Mark Zuckerberg Is Coming for Sam Altman and OpenAI
A fierce, underrated, and full-contact battle is brewing between the social networking company and the formidable AI upstart.
Sam Altman sat comfortably between Satya Nadella and Sundar Pichai at a White House gathering of top AI CEOs in May — with a noticeable gap among them. With Alphabet, Microsoft, and OpenAI in attendance, it was impossible to miss Mark Zuckerberg's absence. And that appeared to be no accident. The meeting, one administration official said, “was focused on companies currently leading in the space.” Political symbolism is overrated, but the words must’ve stung.
Ever since the gathering, Zuckerberg and Meta have rapidly shipped products that compete directly with Altman’s OpenAI, opening up one of the most intense — and overlooked — battles in tech today. Meta’s countered OpenAI’s GPT-4 with Llama 2, its own large language model that’s open-source and more customizable. It’s responded to ChatGPT with more than two dozen specialized chatbots in its messaging apps. It’s advocated for a more permissive AI research environment, opposing OpenAI’s call for controls. And today, nobody would leave Meta outside the room. “They probably have forced the issue,” one DC insider told me.
Zuckerberg’s offensive has baffled some looking for direct business results, and it’s easy to view it as an ego thing, but limiting Altman’s ascent is a clear business imperative. OpenAI is building popular consumer products, recruiting top AI talent, and pushing to restrict AI research. This all threatens Meta’s ability to grow and innovate, so the company’s going back to a familiar place: destroy mode.
Altman might not have known it then, but he began competing with Zuckerberg the moment he introduced ChatGPT. Messaging is Meta’s strongest category. The company owns two different billion+ user chat apps (WhatsApp and Messenger) and another counting Instagram. It tried to build chatbots (far too) early because it saw them as the next computing platform in 2016. Meta even built a ChatGPT precursor, called M, that responded to questions, booked flights, and drew pictures. M’s ‘technology’ was almost entirely human though, and Meta eventually shut it down. But the vision persisted.
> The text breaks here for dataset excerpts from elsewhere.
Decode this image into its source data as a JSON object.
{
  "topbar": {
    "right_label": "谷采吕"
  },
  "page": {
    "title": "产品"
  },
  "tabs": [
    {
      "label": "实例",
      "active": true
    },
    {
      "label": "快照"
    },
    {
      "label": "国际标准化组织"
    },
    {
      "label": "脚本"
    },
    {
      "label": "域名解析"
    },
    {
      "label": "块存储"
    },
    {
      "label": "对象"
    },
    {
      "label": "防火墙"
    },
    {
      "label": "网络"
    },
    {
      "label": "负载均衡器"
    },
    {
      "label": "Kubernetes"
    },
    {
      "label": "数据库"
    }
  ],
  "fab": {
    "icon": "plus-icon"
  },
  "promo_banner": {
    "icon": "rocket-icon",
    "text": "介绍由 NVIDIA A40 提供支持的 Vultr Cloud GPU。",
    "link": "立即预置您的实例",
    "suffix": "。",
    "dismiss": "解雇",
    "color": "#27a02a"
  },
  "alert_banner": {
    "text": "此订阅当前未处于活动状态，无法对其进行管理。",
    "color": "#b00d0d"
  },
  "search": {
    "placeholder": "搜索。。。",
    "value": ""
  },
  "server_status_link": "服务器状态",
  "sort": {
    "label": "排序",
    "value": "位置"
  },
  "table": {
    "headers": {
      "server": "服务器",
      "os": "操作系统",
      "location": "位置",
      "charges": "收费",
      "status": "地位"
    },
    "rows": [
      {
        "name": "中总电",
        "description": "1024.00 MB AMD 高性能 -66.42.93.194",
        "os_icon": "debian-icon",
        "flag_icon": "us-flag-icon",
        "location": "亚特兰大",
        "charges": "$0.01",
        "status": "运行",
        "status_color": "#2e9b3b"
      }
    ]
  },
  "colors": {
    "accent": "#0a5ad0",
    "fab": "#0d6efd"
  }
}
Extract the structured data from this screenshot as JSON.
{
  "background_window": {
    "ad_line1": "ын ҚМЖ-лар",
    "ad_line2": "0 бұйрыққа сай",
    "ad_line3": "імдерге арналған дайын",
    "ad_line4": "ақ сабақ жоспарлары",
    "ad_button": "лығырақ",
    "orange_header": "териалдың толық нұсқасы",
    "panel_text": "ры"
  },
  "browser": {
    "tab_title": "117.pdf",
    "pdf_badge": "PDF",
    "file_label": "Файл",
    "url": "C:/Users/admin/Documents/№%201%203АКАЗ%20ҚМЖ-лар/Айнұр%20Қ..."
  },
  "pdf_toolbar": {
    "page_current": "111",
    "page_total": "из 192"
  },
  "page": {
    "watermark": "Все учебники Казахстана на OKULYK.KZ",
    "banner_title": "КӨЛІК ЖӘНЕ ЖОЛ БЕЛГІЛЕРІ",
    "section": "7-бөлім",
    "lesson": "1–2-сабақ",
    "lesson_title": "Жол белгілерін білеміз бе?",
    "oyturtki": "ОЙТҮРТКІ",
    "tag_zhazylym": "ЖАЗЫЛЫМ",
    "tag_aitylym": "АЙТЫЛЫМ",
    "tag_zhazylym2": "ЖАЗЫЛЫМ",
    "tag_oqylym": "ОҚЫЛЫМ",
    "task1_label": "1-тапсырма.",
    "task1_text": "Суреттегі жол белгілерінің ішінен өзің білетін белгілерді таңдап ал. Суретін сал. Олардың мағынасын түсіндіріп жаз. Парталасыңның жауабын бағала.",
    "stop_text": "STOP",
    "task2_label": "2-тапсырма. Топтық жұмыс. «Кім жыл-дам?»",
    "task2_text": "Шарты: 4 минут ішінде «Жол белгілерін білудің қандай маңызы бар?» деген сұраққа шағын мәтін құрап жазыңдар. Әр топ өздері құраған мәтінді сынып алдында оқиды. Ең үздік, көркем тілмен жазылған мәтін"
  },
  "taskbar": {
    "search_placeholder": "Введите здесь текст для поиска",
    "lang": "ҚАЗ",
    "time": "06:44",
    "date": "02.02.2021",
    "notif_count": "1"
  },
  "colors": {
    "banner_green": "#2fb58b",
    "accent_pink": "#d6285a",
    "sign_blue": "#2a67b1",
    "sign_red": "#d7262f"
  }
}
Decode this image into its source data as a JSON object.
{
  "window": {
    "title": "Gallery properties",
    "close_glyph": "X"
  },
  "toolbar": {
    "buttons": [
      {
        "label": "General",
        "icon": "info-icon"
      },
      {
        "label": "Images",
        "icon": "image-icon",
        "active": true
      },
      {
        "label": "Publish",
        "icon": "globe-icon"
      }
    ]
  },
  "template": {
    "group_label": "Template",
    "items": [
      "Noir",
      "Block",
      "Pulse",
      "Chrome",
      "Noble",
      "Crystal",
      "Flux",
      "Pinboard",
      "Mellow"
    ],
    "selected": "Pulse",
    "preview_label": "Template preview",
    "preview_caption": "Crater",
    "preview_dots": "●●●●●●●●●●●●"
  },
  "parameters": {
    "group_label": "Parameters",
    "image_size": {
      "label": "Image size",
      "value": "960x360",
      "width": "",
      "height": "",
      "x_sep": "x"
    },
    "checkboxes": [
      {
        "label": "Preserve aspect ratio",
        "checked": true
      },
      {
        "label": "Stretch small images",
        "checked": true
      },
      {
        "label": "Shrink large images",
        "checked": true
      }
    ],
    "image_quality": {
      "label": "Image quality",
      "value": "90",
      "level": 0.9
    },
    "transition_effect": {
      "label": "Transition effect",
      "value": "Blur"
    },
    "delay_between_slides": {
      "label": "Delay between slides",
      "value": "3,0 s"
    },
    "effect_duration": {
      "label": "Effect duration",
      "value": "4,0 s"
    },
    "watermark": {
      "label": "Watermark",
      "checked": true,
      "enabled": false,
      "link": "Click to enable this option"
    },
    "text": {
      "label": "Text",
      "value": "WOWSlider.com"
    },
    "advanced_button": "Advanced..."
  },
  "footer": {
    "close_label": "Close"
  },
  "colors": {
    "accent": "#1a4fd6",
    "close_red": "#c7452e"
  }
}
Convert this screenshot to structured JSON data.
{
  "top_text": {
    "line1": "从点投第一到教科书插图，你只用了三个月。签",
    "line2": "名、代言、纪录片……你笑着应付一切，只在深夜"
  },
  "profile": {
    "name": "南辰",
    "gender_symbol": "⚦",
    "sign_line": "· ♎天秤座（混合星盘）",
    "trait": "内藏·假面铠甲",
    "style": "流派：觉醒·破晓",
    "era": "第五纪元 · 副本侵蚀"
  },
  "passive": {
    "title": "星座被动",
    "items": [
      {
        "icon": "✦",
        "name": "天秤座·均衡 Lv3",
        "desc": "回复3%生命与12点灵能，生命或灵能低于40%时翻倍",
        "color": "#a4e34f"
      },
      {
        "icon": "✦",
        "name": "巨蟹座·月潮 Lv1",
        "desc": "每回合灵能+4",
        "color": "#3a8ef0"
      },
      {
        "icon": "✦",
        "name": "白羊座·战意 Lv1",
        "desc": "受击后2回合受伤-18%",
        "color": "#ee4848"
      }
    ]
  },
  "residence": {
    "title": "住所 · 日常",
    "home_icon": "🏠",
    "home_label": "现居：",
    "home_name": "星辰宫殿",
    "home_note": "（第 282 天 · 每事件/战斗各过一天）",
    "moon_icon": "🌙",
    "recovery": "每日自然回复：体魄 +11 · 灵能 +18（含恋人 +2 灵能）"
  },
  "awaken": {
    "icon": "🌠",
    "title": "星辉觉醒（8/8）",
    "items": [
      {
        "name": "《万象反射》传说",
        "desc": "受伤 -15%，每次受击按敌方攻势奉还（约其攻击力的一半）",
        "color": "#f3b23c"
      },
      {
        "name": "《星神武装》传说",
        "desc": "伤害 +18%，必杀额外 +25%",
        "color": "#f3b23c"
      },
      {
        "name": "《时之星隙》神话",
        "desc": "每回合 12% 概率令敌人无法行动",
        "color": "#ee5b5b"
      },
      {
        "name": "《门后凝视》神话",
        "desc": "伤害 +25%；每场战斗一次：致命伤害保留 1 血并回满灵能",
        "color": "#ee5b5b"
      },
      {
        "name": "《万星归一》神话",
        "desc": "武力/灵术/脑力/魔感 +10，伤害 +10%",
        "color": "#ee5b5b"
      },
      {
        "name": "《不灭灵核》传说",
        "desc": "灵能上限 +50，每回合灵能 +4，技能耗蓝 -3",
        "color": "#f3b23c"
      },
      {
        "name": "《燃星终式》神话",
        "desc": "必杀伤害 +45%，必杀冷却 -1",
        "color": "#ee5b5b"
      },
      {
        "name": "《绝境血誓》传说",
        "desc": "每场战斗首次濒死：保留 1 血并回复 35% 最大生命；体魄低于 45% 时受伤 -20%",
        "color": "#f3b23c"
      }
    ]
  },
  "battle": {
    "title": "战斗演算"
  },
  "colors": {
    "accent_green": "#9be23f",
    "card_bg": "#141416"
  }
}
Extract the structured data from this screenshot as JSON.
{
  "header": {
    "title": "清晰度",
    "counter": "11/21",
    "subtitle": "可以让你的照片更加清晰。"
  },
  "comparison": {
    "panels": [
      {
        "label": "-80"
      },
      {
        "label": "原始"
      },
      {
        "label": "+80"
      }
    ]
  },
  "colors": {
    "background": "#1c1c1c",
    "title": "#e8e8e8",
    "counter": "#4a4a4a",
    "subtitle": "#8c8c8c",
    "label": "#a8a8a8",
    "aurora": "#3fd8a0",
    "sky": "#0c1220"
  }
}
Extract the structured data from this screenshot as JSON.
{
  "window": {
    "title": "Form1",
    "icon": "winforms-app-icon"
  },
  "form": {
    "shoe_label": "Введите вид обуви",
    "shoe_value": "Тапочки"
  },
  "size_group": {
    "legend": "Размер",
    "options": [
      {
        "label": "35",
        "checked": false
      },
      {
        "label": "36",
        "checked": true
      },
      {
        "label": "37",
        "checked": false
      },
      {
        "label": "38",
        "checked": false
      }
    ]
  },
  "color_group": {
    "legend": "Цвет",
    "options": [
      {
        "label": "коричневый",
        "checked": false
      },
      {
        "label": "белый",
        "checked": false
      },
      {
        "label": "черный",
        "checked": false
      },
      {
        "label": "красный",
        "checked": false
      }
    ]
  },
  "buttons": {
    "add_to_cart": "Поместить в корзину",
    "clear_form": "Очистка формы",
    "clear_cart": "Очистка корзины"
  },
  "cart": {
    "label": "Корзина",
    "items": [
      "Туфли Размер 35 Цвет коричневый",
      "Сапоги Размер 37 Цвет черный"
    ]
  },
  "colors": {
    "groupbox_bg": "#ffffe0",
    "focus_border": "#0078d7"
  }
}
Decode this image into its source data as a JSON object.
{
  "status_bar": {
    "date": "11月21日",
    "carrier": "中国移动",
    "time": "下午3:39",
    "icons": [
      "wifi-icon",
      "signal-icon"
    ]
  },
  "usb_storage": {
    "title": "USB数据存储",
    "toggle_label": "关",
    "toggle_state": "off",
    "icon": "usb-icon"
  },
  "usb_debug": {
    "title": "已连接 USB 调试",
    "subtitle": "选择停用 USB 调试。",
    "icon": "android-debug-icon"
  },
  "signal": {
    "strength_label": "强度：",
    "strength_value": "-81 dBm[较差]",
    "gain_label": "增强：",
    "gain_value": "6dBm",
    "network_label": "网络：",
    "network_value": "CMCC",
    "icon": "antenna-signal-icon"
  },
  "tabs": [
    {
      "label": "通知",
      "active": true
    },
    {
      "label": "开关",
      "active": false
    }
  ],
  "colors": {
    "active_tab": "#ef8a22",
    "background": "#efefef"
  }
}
When ChatGPT debuted in November 2022, Altman not only released one of Zuckerberg’s dream products, he built the fastest-growing consumer product ever (at the time). The technology caught up to the vision, and someone else was capitalizing. The risks to Meta were manifold. People spending time speaking to ChatGPT might ignore their friends on WhatsApp. OpenAI seemed interested in building that next computing platform — where everything from flight reservations to food ordering is available via chat — via its ChatGPT Plugins product. And Altman was good at making money from chat, something Meta’s long puzzled over.
Instead of building one generalized bot to limit ChatGPT’s growth — a clone strategy like Stories and Reels — Meta built more than two dozen specialized ones. The idea was that a multi-use bot was a nice demo, but the technology would eventually move to more specific, narrow use cases. AI bots were already specializing, including Harvey for law and Character.ai for entertainment. And ChatGPT lost users steadily over the summer. So in September, Meta released 28 different AIs in its messaging apps, including Coco (for dancing), Max (for cooking), and Victor (for training). It will take some time to evaluate the bots’ success, but Meta won’t be shy about pushing them to its 3.96 billion monthly active users. It has a track record in this area.
Meta is also going after the core of OpenAI’s business, taking on its GPT-4 model, which ChatGPT turned into a sensation. Companies are swiftly building on top of GPT-4, helping OpenAI’s reach $1.3 billion in annualized revenue. Just this week, Microsoft announced its OpenAI offering grew from 11,000 to 18,000 customers in one quarter. But Meta’s counterpunch might limit growth there as well.
In July, Meta released Llama2, an open-source large language model that gives developers more flexibility to customize vs. simply build on an API. Llama2 is already at the forefront of the open-source AI movement, the hottest area of AI research today, one that’s countering OpenAI’s proprietary approach. And in releasing it, Meta’s helping drive the breakthroughs OpenAI pioneered toward commoditization.